IDK why FIND() gives me this value when comparing these two tables on LO Calc

I have two tables:

  • columns A (names) and B (empty)
  • columns C (names) and D (values)

Columns A and B are sorted in a sheet in a way, C and D are sorted differently in another sheet. I want to get the values of column D in B respecting the way is sorted in the first sheet. In order to make it simple here, we’ll say they all are in the same sheet but with a different sorting method.

Here’s an little example where I removed most of the cells:

| Column A   | Column B | Column C  | Column D |
|------------|----------|-----------|----------|
| SI06SE020  |          | SI06JA038 | 98,66    |
| SI06JA023  |          | MI06JA109 | 96,8     |
| SI06JA038  |          | SI06JA033 | 94,98    |
| SI06JA039  |          | SI06JA107 | 94,91    |
| SI06JA040  |          | SI06JA124 | 94,81    |
| SI06JA124  |          | SI06JA039 | 91,18    |
| SI06SE139  |          | SI06SE140 | 91,28    |
| MI06HU065  |          | SI06SE020 | 86,82    |

As you can see, A2 (SI06SE020) is the same value as the latest of column C.

I’m trying to get D values comparing A with C with Find(), so B2 formula would be =FIND(A2;$C$2:$C$57;$D$2:$D$57). Instead of getting 86,82, I’m getting 94,81 (which belongs to SI06JA039) but have no idea of why.

It was a bad idea to use the FIND() function for this task, it is meant to find a substring in text, not a cell in a range. In your case, it is better to use the VLOOKUP() function specially designed for such tasks, or a combination of the MATCH() and INDEX() functions.

=VLOOKUP(A2;$C$2:$D$57;2;0)
=INDEX($D$2:$D$57;MATCH(A2;$C$2:$C$57;0))

Thanks! I tried VLOOKUP before but I got #N/A instead of the result. Even though there’s 0 in the last variable of =VLOOKUP(A2;$C$2:$D$57;2;0).

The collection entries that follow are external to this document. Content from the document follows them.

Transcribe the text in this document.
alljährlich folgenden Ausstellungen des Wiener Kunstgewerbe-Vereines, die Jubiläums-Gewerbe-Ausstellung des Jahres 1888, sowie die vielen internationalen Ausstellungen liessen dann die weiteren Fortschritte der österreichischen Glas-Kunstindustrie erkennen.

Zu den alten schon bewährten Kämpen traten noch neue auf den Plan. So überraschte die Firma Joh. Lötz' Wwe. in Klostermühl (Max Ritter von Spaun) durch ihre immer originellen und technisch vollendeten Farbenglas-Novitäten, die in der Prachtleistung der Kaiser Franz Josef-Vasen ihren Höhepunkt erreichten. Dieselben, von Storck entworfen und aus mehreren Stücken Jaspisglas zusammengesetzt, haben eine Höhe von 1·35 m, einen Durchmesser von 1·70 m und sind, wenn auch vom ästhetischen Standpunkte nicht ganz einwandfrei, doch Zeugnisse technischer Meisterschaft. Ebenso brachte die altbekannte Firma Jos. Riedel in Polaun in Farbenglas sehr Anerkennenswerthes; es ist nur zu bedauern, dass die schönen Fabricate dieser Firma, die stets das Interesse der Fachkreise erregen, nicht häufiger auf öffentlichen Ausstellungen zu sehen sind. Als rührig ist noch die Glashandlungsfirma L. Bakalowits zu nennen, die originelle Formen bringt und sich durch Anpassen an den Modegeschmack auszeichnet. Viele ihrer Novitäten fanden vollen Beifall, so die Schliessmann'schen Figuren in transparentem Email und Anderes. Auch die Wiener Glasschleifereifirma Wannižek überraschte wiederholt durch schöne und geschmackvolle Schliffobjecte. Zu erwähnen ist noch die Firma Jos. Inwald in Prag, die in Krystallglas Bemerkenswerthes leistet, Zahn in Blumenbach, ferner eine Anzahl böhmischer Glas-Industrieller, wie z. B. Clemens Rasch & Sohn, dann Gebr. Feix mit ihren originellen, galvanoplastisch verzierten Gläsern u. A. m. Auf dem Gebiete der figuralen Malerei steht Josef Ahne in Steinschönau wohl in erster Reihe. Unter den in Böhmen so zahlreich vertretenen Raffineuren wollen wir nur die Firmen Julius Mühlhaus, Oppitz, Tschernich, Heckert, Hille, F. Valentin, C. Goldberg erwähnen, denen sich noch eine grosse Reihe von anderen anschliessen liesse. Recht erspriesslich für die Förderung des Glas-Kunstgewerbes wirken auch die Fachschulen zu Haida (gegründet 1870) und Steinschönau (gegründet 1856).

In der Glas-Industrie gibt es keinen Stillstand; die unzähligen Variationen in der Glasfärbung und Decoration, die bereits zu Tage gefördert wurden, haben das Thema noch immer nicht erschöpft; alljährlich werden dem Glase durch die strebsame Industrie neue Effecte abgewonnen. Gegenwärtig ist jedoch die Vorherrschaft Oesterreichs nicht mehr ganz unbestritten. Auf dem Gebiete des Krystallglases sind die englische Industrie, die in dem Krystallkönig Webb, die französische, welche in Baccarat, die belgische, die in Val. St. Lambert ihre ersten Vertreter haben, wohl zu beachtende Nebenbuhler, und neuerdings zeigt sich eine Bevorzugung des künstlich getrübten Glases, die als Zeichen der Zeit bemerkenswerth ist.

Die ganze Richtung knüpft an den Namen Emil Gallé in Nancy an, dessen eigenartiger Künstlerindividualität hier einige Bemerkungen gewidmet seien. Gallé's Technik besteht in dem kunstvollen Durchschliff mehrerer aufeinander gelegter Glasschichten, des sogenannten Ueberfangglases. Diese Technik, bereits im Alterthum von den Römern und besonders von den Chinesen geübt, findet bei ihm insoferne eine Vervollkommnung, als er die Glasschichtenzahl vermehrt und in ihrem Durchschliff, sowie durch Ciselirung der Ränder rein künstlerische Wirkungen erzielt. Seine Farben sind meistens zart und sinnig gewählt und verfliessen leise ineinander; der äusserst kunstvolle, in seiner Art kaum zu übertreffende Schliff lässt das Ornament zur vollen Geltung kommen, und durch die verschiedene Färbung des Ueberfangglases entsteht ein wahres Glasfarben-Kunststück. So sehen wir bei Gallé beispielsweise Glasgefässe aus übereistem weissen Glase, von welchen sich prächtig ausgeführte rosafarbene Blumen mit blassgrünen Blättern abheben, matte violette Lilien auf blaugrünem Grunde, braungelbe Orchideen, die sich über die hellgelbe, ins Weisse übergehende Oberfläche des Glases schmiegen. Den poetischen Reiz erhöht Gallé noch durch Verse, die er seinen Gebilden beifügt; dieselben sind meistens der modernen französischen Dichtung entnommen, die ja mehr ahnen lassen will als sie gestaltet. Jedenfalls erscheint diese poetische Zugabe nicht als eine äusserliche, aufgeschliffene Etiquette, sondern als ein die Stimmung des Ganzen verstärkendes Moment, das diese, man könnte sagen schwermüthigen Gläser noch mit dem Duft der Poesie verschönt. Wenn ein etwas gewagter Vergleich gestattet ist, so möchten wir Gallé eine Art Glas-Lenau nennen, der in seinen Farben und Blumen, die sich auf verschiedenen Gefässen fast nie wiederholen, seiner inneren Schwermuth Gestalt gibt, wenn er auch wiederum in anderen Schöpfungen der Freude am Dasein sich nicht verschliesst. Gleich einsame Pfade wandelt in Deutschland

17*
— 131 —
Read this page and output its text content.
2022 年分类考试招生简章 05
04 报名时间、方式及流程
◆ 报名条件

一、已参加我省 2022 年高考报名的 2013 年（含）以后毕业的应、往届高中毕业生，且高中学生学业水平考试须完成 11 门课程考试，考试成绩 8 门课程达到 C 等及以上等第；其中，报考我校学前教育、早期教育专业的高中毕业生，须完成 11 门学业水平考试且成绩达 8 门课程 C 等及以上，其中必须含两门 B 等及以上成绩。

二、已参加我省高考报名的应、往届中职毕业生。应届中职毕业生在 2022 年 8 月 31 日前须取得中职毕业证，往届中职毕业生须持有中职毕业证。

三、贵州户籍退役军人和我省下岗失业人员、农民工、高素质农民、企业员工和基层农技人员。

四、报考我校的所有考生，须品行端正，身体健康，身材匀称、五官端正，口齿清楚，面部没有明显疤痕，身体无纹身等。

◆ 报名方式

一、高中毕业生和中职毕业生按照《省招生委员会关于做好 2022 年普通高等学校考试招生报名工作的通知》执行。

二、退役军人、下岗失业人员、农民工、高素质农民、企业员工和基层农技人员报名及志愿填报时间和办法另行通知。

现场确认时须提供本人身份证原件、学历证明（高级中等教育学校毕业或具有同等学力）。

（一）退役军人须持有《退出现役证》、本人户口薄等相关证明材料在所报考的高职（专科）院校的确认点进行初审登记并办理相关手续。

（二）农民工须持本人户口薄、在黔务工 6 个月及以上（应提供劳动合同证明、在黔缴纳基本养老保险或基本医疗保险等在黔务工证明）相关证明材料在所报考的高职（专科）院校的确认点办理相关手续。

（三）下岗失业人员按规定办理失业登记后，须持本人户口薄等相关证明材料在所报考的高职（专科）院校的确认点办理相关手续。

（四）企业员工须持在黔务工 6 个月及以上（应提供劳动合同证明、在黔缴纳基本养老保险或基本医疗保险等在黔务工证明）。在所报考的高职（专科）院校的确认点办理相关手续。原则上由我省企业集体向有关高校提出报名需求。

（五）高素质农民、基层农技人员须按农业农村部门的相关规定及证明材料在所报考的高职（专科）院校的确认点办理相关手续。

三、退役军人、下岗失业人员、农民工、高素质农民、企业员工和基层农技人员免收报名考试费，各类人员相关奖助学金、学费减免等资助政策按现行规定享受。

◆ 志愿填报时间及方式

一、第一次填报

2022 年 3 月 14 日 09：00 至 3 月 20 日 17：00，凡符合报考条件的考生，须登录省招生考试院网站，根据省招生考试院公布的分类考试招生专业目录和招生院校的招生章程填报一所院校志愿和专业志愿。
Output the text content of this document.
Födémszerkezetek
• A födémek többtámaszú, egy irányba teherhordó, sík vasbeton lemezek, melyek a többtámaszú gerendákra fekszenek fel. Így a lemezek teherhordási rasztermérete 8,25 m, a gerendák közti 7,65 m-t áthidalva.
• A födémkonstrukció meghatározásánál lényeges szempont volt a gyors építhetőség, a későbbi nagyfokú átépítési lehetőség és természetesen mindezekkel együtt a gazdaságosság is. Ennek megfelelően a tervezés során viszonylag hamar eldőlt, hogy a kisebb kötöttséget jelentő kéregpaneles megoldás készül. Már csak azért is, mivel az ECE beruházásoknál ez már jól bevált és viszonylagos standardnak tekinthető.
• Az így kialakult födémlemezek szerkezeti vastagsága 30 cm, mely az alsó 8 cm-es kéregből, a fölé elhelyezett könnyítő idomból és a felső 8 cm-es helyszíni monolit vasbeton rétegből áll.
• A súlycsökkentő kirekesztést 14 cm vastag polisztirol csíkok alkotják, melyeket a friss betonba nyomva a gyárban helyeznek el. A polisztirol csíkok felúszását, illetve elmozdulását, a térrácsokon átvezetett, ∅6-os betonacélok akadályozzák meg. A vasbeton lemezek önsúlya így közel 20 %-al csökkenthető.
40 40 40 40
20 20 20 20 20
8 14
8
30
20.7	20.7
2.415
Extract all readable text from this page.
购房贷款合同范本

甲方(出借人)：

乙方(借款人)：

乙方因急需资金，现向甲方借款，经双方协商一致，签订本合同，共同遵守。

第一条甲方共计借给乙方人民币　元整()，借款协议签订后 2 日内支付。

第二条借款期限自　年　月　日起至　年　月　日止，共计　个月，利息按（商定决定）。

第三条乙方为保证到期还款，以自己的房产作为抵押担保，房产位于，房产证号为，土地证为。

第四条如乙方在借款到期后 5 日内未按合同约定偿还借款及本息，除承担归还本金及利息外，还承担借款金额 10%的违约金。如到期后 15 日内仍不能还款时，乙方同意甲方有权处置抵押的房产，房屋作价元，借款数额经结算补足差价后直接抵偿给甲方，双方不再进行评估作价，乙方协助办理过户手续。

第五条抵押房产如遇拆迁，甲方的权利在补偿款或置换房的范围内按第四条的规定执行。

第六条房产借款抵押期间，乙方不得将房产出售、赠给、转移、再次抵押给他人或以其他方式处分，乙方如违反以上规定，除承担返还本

This can happen if in one of the columns the value ends with a space - you do not see it, but it is there. And for VLOOKUP(), the values ​​"SI06SE020" and "SI06SE020 " are different. Another mistake that can lead to #N/A is relative rather than absolute addresses of ranges in the formula ($ sign). In this case, the formula works well for one cell, but after stretching to the entire column it starts giving errors.

That was it!! thanks a lot! I think LO should have (if it doesn’t) some tool to remove latest spaces.

(I made a different column with =SUBSTITUTE(A2;" ";"") for this purpose)

Why not TRIM() ?

Because I had no idea that such tool existed. I should search for some cheatsheet for LO Calc and keep it around when I’m using it.